Resolution of pairs in characteristic p

Let $$R$$ be a complete DVR of characteristic $$p$$, say $$R=\mathbb{F}_p[[t]]$$, and $$X$$ be a reduced scheme of finite type over $$R$$. Let also $$X_s$$ denote the special fiber of $$X$$. If I understand correctly, resolution of singularities in characteristic p, says that there is a regular scheme $$X'$$ of finite type over $$R$$ and a blowup $$f:X'\to X$$ in a nowhere dense center $$Z$$.

However, it gives us no information on what the new special fiber $$X'_s$$ looks like.

Q: (a) Is there a (conjectured) version of resolution of singularities in characteristic $$p$$ that also ensures that $$X'_s$$ is of a "nice" form (normal crossings divisor)?

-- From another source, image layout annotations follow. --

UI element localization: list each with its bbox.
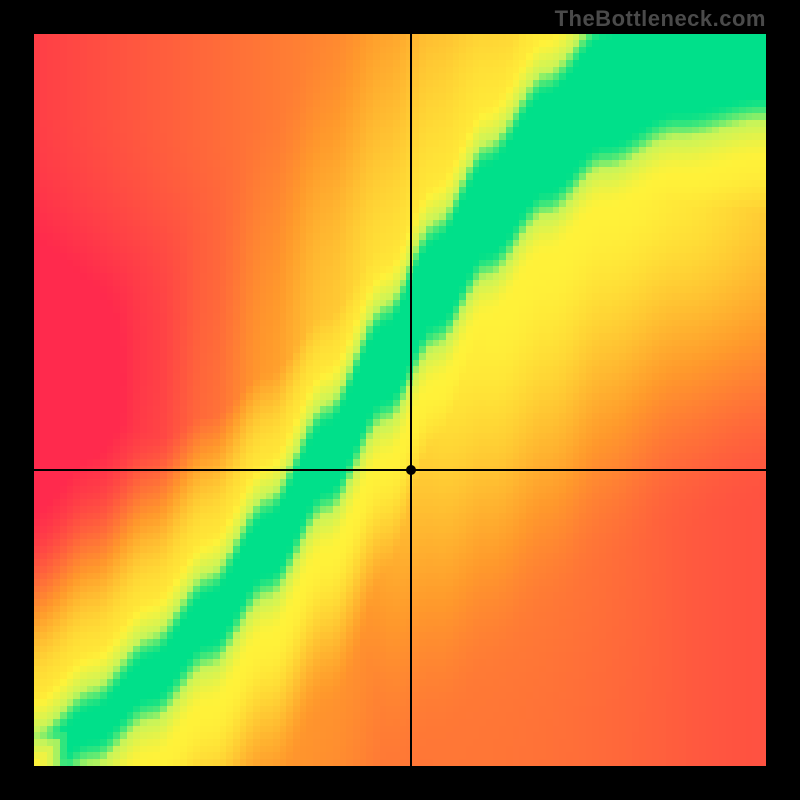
- watermark-text: TheBottleneck.com: [555, 6, 766, 32]
- bottleneck-heatmap: [34, 34, 766, 766]
- crosshair-vertical: [410, 34, 412, 766]
- crosshair-dot: [406, 465, 416, 475]
- crosshair-horizontal: [34, 469, 766, 471]
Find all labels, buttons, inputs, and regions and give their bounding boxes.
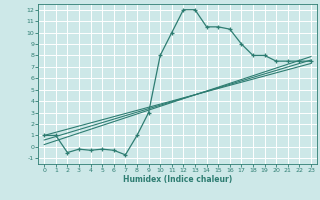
X-axis label: Humidex (Indice chaleur): Humidex (Indice chaleur) [123, 175, 232, 184]
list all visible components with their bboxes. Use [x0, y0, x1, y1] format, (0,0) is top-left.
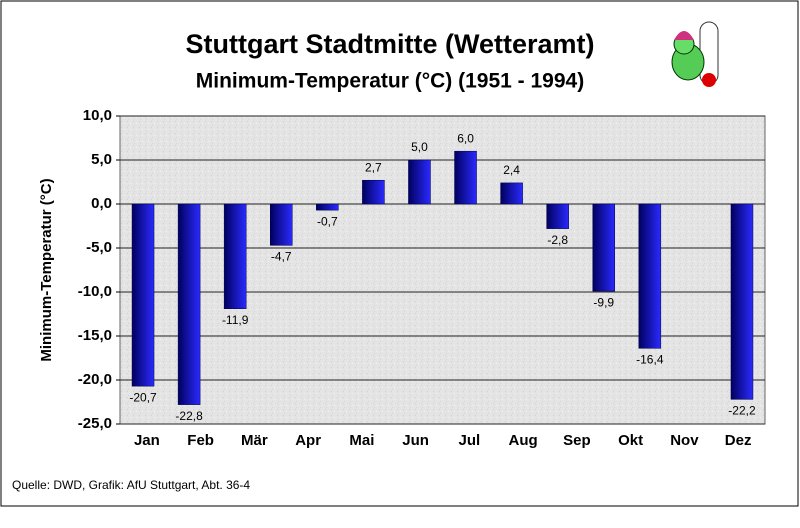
- y-axis-label: Minimum-Temperatur (°C): [38, 178, 55, 361]
- value-label: 2,7: [365, 160, 382, 174]
- y-tick-label: 5,0: [91, 151, 112, 168]
- bar: [638, 203, 662, 349]
- value-label: -22,2: [728, 404, 756, 418]
- bar: [500, 182, 523, 205]
- x-tick-label: Nov: [670, 432, 699, 449]
- x-tick-label: Dez: [725, 432, 752, 449]
- chart-subtitle: Minimum-Temperatur (°C) (1951 - 1994): [196, 70, 584, 93]
- x-tick-label: Okt: [618, 432, 643, 449]
- bar: [730, 203, 754, 400]
- value-label: -16,4: [636, 352, 664, 366]
- y-tick-label: -15,0: [78, 327, 112, 344]
- bar: [223, 203, 247, 309]
- x-tick-label: Mai: [349, 432, 374, 449]
- value-label: 6,0: [457, 131, 474, 145]
- y-tick-label: -10,0: [78, 283, 112, 300]
- y-tick-label: -20,0: [78, 371, 112, 388]
- x-tick-label: Mär: [241, 432, 268, 449]
- x-tick-label: Jul: [459, 432, 481, 449]
- bar: [408, 159, 431, 205]
- bar: [546, 203, 569, 229]
- bar: [177, 203, 201, 405]
- value-label: -20,7: [129, 390, 157, 404]
- chart-title: Stuttgart Stadtmitte (Wetteramt): [185, 29, 594, 59]
- source: Quelle: DWD, Grafik: AfU Stuttgart, Abt.…: [12, 478, 250, 492]
- mascot: [671, 21, 719, 87]
- bar: [454, 150, 477, 205]
- bar: [270, 203, 293, 246]
- bar: [362, 179, 385, 205]
- value-label: -4,7: [271, 250, 292, 264]
- y-tick-label: 10,0: [83, 107, 112, 124]
- bar: [131, 203, 155, 387]
- x-tick-label: Jan: [134, 432, 160, 449]
- x-tick-label: Apr: [295, 432, 321, 449]
- y-tick-label: 0,0: [91, 195, 112, 212]
- value-label: 2,4: [503, 163, 520, 177]
- value-label: -22,8: [175, 409, 203, 423]
- x-tick-label: Feb: [187, 432, 214, 449]
- value-label: -0,7: [317, 214, 338, 228]
- y-tick-label: -5,0: [86, 239, 112, 256]
- value-label: -11,9: [222, 313, 249, 327]
- value-label: 5,0: [411, 140, 428, 154]
- value-label: -9,9: [593, 295, 614, 309]
- bar: [592, 203, 615, 292]
- x-tick-label: Jun: [402, 432, 429, 449]
- value-label: -2,8: [547, 233, 568, 247]
- y-tick-label: -25,0: [78, 415, 112, 432]
- plot-area: [119, 115, 766, 425]
- x-tick-label: Sep: [563, 432, 591, 449]
- bar: [316, 203, 339, 211]
- x-tick-label: Aug: [509, 432, 538, 449]
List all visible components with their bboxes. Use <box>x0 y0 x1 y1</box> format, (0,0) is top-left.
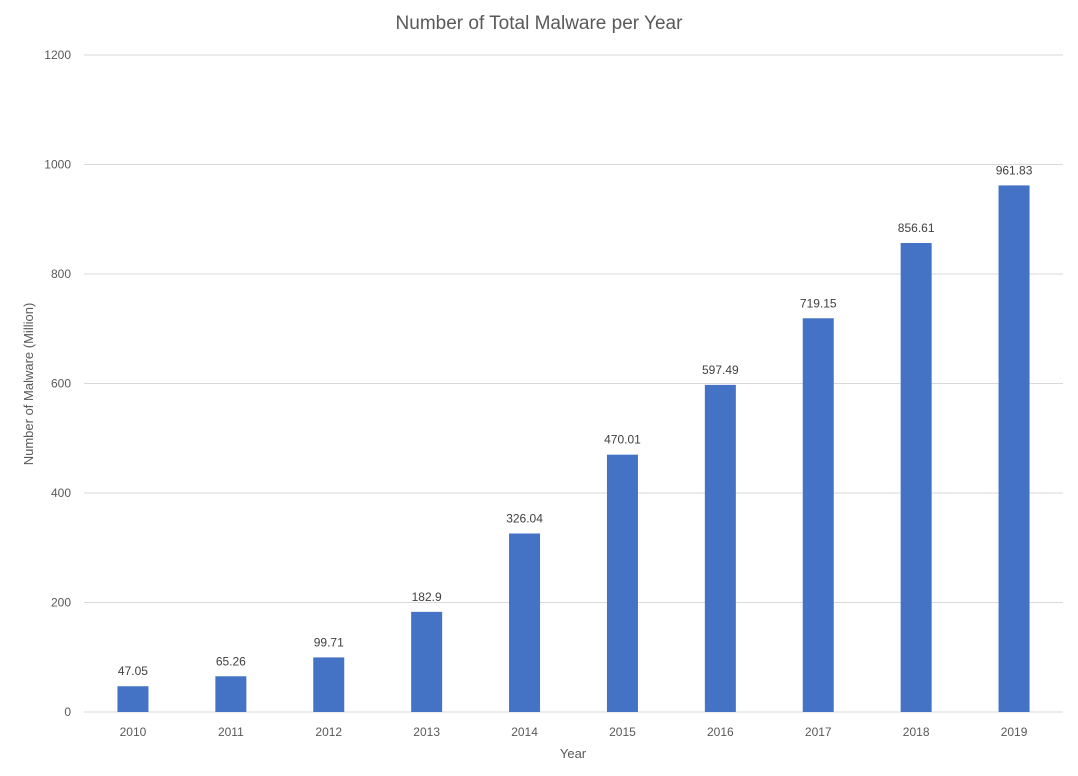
y-tick-label: 200 <box>51 596 71 610</box>
y-tick-label: 400 <box>51 486 71 500</box>
y-tick-label: 600 <box>51 377 71 391</box>
bar-2014 <box>509 533 541 712</box>
data-label-2012: 99.71 <box>314 635 344 649</box>
x-tick-label: 2018 <box>903 725 930 739</box>
x-tick-label: 2011 <box>218 725 244 739</box>
data-label-2017: 719.15 <box>800 296 837 310</box>
bar-2017 <box>802 318 834 712</box>
y-tick-label: 800 <box>51 267 71 281</box>
bars <box>117 185 1030 712</box>
y-axis-title: Number of Malware (Million) <box>21 303 36 466</box>
data-label-2011: 65.26 <box>216 654 246 668</box>
y-tick-label: 0 <box>64 705 71 719</box>
x-tick-label: 2016 <box>707 725 734 739</box>
bar-2010 <box>117 686 149 712</box>
data-label-2016: 597.49 <box>702 363 739 377</box>
bar-2011 <box>215 676 247 712</box>
data-label-2018: 856.61 <box>898 221 935 235</box>
y-tick-label: 1200 <box>44 48 71 62</box>
y-axis-ticks: 0 200 400 600 800 1000 1200 <box>44 48 71 719</box>
x-axis-ticks: 2010 2011 2012 2013 2014 2015 2016 2017 2018 2019 <box>120 725 1028 739</box>
x-tick-label: 2014 <box>511 725 538 739</box>
data-labels: 47.05 65.26 99.71 182.9 326.04 470.01 597.49 71… <box>118 163 1033 678</box>
y-tick-label: 1000 <box>44 158 71 172</box>
x-tick-label: 2015 <box>609 725 636 739</box>
bar-2016 <box>704 384 736 712</box>
x-tick-label: 2013 <box>413 725 440 739</box>
data-label-2013: 182.9 <box>412 590 442 604</box>
x-axis-title: Year <box>560 746 587 761</box>
gridlines <box>84 54 1063 713</box>
data-label-2019: 961.83 <box>996 163 1033 177</box>
chart-title: Number of Total Malware per Year <box>396 13 684 34</box>
x-tick-label: 2019 <box>1001 725 1028 739</box>
bar-2013 <box>411 611 443 712</box>
bar-2015 <box>606 454 638 712</box>
data-label-2010: 47.05 <box>118 664 148 678</box>
bar-2018 <box>900 243 932 712</box>
bar-2012 <box>313 657 345 712</box>
x-tick-label: 2017 <box>805 725 832 739</box>
x-tick-label: 2010 <box>120 725 147 739</box>
data-label-2014: 326.04 <box>506 511 543 525</box>
bar-2019 <box>998 185 1030 712</box>
data-label-2015: 470.01 <box>604 433 641 447</box>
x-tick-label: 2012 <box>315 725 342 739</box>
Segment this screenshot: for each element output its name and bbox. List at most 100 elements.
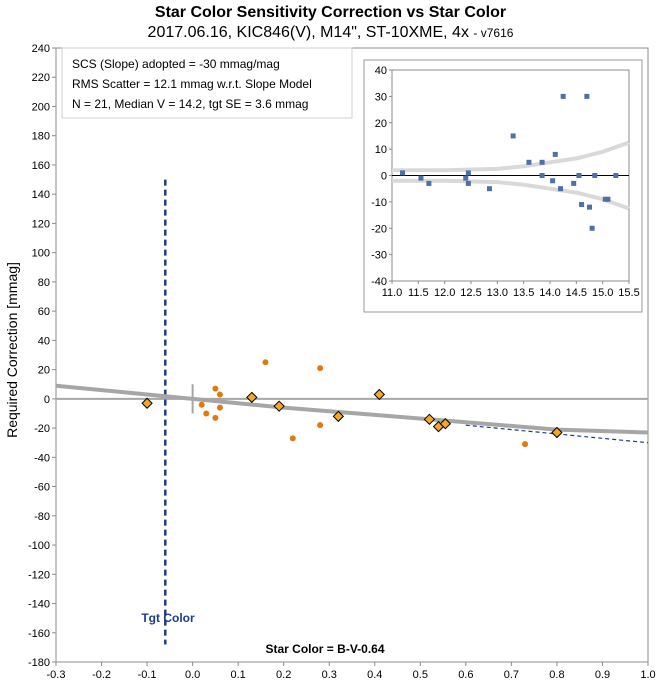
inset-x-tick-label: 15.5 [618, 287, 639, 299]
inset-data-point [539, 173, 545, 178]
data-point-circle [203, 410, 210, 417]
x-tick-label: 0.1 [231, 669, 246, 681]
inset-y-tick-label: -40 [371, 276, 387, 288]
inset-data-point [526, 159, 532, 165]
inset-data-point [558, 186, 564, 192]
inset-y-tick-label: 0 [381, 171, 387, 183]
y-tick-label: -60 [34, 482, 50, 494]
inset-envelope [392, 140, 630, 211]
inset-data-point [592, 173, 598, 178]
inset-data-point [589, 225, 595, 231]
y-tick-label: -140 [28, 599, 50, 611]
subtitle-text: 2017.06.16, KIC846(V), M14", ST-10XME, 4… [147, 24, 469, 41]
y-tick-label: 40 [38, 335, 50, 347]
inset-data-point [400, 170, 406, 176]
data-point-diamond [373, 388, 386, 401]
model-curve [55, 383, 649, 435]
data-point-diamond [551, 426, 563, 439]
x-tick-label: 0.9 [595, 669, 610, 681]
data-point-diamond [439, 418, 452, 430]
data-point-diamond [423, 413, 436, 426]
y-tick-label: 80 [38, 277, 50, 289]
inset-y-axis: -40 -30 -20 -10 0 10 20 30 40 [371, 65, 392, 288]
inset-x-tick-label: 12.0 [434, 287, 455, 299]
main-y-axis: -180 -160 -140 -120 -100 -80 -60 -40 -20 0 20 40 60 8… [28, 43, 56, 669]
subtitle-version: - v7616 [473, 26, 514, 40]
data-point-circle [289, 435, 296, 442]
inset-y-tick-label: -20 [371, 223, 387, 235]
y-tick-label: 240 [32, 43, 50, 55]
inset-data-point [465, 170, 471, 176]
x-tick-label: -0.2 [92, 669, 111, 681]
inset-y-tick-label: -10 [371, 197, 387, 209]
inset-data-point [426, 180, 432, 186]
chart-subtitle: 2017.06.16, KIC846(V), M14", ST-10XME, 4… [0, 24, 661, 42]
y-tick-label: 120 [32, 218, 50, 230]
info-line-rms: RMS Scatter = 12.1 mmag w.r.t. Slope Mod… [72, 77, 312, 91]
data-points [141, 359, 563, 448]
y-tick-label: -20 [34, 423, 50, 435]
data-point-circle [212, 414, 219, 421]
inset-data-point [571, 180, 577, 186]
inset-data-point [510, 133, 516, 139]
x-tick-label: 0.0 [185, 669, 200, 681]
data-point-diamond [246, 391, 258, 404]
y-tick-label: -160 [28, 628, 50, 640]
inset-data-point [550, 178, 556, 184]
y-tick-label: -80 [34, 511, 50, 523]
y-tick-label: 140 [32, 189, 50, 201]
inset-x-axis: 11.0 11.5 12.0 12.5 13.0 13.5 14.0 14.5 15.0 15.5 [382, 281, 640, 299]
y-tick-label: 160 [32, 160, 50, 172]
inset-data-point [463, 175, 469, 181]
inset-x-tick-label: 14.0 [539, 287, 560, 299]
inset-data-point [587, 204, 592, 210]
y-tick-label: -40 [34, 452, 50, 464]
y-tick-label: -100 [28, 540, 50, 552]
x-tick-label: 0.7 [504, 669, 519, 681]
x-tick-label: 0.3 [322, 669, 337, 681]
y-tick-label: -120 [28, 569, 50, 581]
inset-y-tick-label: -30 [371, 250, 387, 262]
inset-x-tick-label: 14.5 [566, 287, 587, 299]
data-point-circle [317, 365, 324, 372]
x-tick-label: 0.5 [413, 669, 428, 681]
y-tick-label: -180 [28, 657, 50, 669]
x-tick-label: -0.1 [138, 669, 157, 681]
inset-x-tick-label: 15.0 [592, 287, 613, 299]
info-line-count: N = 21, Median V = 14.2, tgt SE = 3.6 mm… [72, 97, 308, 111]
inset-x-tick-label: 12.5 [460, 287, 481, 299]
x-tick-label: 0.8 [549, 669, 564, 681]
chart-title: Star Color Sensitivity Correction vs Sta… [154, 4, 507, 21]
inset-data-point [465, 180, 471, 186]
data-point-circle [198, 401, 205, 408]
info-box: SCS (Slope) adopted = -30 mmag/mag RMS S… [61, 47, 353, 119]
inset-data-point [579, 202, 585, 208]
inset-y-tick-label: 30 [375, 91, 387, 103]
x-tick-label: 0.6 [458, 669, 473, 681]
data-point-circle [262, 359, 269, 366]
x-tick-label: 0.4 [367, 669, 382, 681]
info-line-slope: SCS (Slope) adopted = -30 mmag/mag [72, 57, 280, 71]
inset-envelope-upper [392, 140, 630, 173]
data-point-circle [216, 404, 223, 411]
tgt-color-label: Tgt Color [141, 611, 195, 625]
y-tick-label: 200 [32, 101, 50, 113]
inset-data-point [552, 151, 558, 157]
data-point-diamond [332, 410, 345, 423]
inset-y-tick-label: 40 [375, 65, 387, 77]
y-tick-label: 180 [32, 131, 50, 143]
data-point-diamond [273, 400, 285, 412]
y-tick-label: 100 [32, 248, 50, 260]
data-point-circle [212, 385, 219, 392]
y-tick-label: 20 [38, 365, 50, 377]
inset-data-point [539, 159, 545, 165]
inset-chart: 11.0 11.5 12.0 12.5 13.0 13.5 14.0 14.5 15.0 15.5… [363, 59, 643, 313]
inset-y-tick-label: 10 [375, 144, 387, 156]
info-box-background [61, 47, 353, 119]
inset-envelope-lower [392, 178, 630, 211]
inset-data-point [418, 175, 424, 181]
inset-data-point [613, 173, 619, 178]
inset-x-tick-label: 11.0 [382, 287, 403, 299]
y-tick-label: 0 [44, 394, 50, 406]
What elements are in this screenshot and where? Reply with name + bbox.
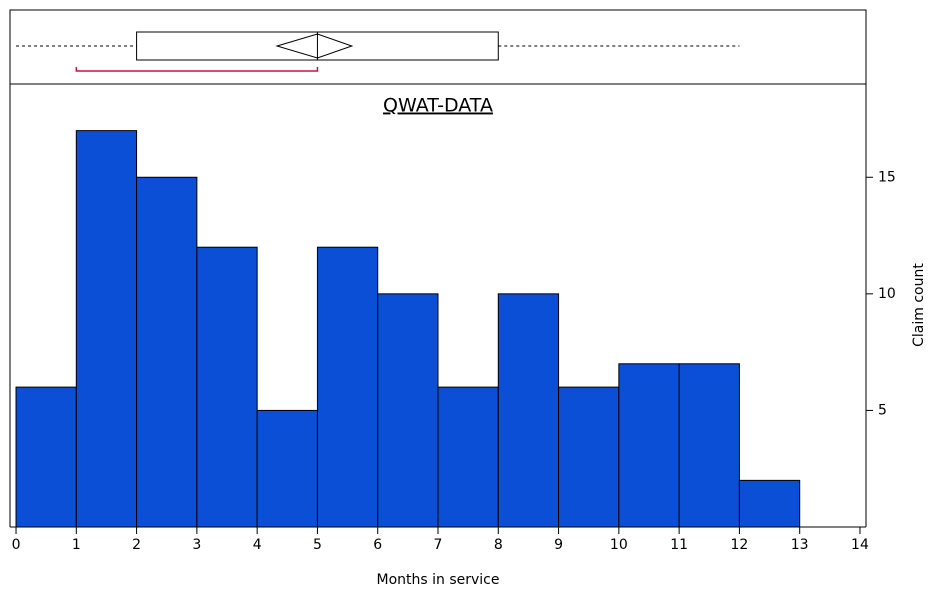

(b) If so, does this mean that $$X'$$ locally looks like
$$\operatorname{Spec}(R[x_1,\dotsc,x_d]/(f_1^{e_1}f_2^{e_2}\dotsb f_n^{e_n}-t))$$ where the $$\mathbb{F}_p$$-schemes cut out by the $$\bar f_i$$'s are as in the definition of normal crossings?

It seems that the corresponding statement in characteristic $$0$$ is true and well-known (Theorem 3.1.5 in Temkin - Absolute desingularization in characteristic zero). Also, any references that address this (or closely related) issues would be useful.

Some background: I am not an algebraic geometer, but I found it convenient to assume, at least temporarily, some form of RoS in characteristic $$p$$ for a problem I am trying to solve.